I’m not the first person to implement regression using SQL. In fact, Mode’s own SQL tutorial includes an example of running an A/B test analysis in SQL, implemented using Student’s t-test—which is just a special case of a simple linear regression.
Often, that’s all you need, but sometimes it’s not.
Sometimes you need to remove seasonality from a time series before you can pipe it into a data visualization but going round-trip through Python just isn’t in the cards. Sometimes you want to run a t-test while controlling for a continuous covariate. Sometimes you want to run a regression on ranks. And sometimes, you want to do any one of the other thousand problems that nobody has bothered to post a SQL recipe for.
My suggestion? Old introductory statistics textbooks.
It turns out that a lot of those old formulas for running statistical analyses by hand with paper and pencil (and maybe, if you’re lucky, a slide rule), are very easy to adapt to SQL code. Or, if not easy, at least possible.
It turns out that a lot of those old formulas for running statistical analyses...are very easy to adapt to SQL code.
Statistical formulas like linear regression are often explained in these older texts by using a table of numbers beginning with X (the predictor) and Y (the outcome), and then by adding more columns off to the right with derived quantities finally summing those columns at the bottom of the page. It ends up looking almost exactly like SQL.
We’re publishing a new whitepaper on how to do linear regression in SQL. Yes, I used an outdated statistics textbook when writing it.
You can download the whitepaper here, with all the gory details.
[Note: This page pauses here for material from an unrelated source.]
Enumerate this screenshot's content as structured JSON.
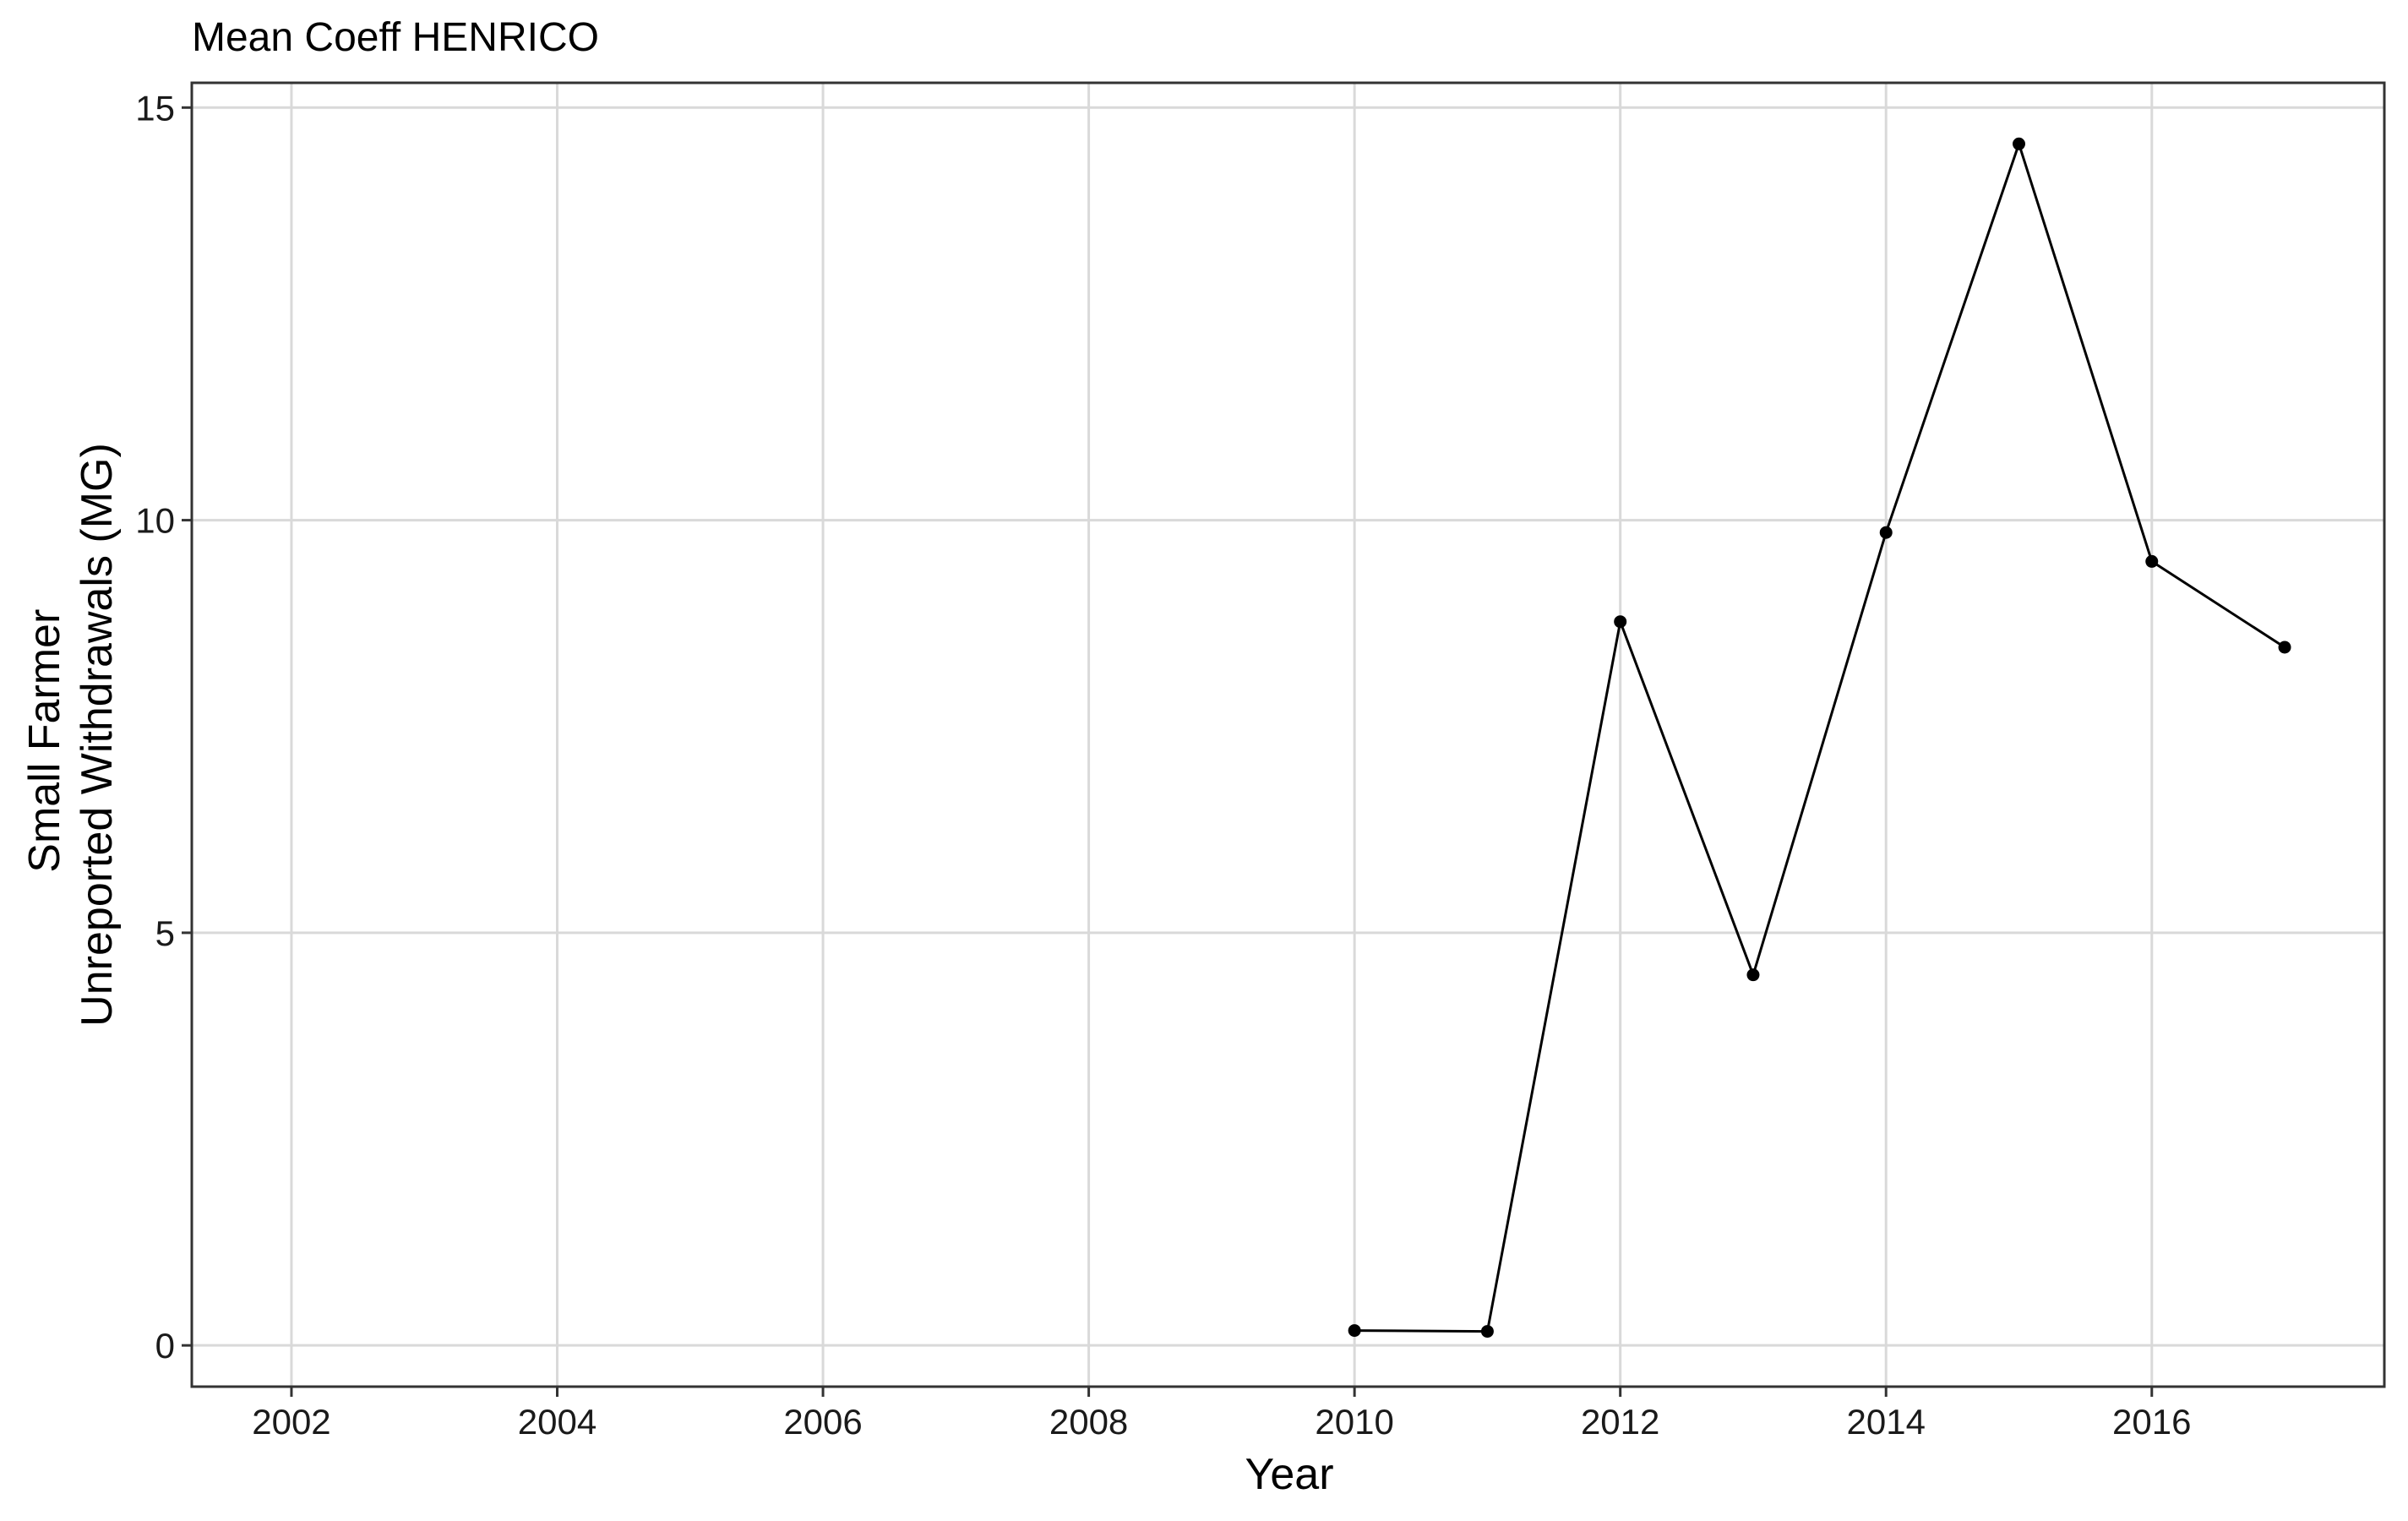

I think it’s an extraordinarily useful little trick to have in your back pocket.
But an even more useful trick is to draw on the resources of the last hundred years of statistical research, including the basics.
Especially the basics.
If your measurements are clean and meaningful, if your A/B tests are well designed and powerful, you might rarely need anything more than the “basics.” Very often, good statistics are boring statistics and exciting business insights, not the other way around.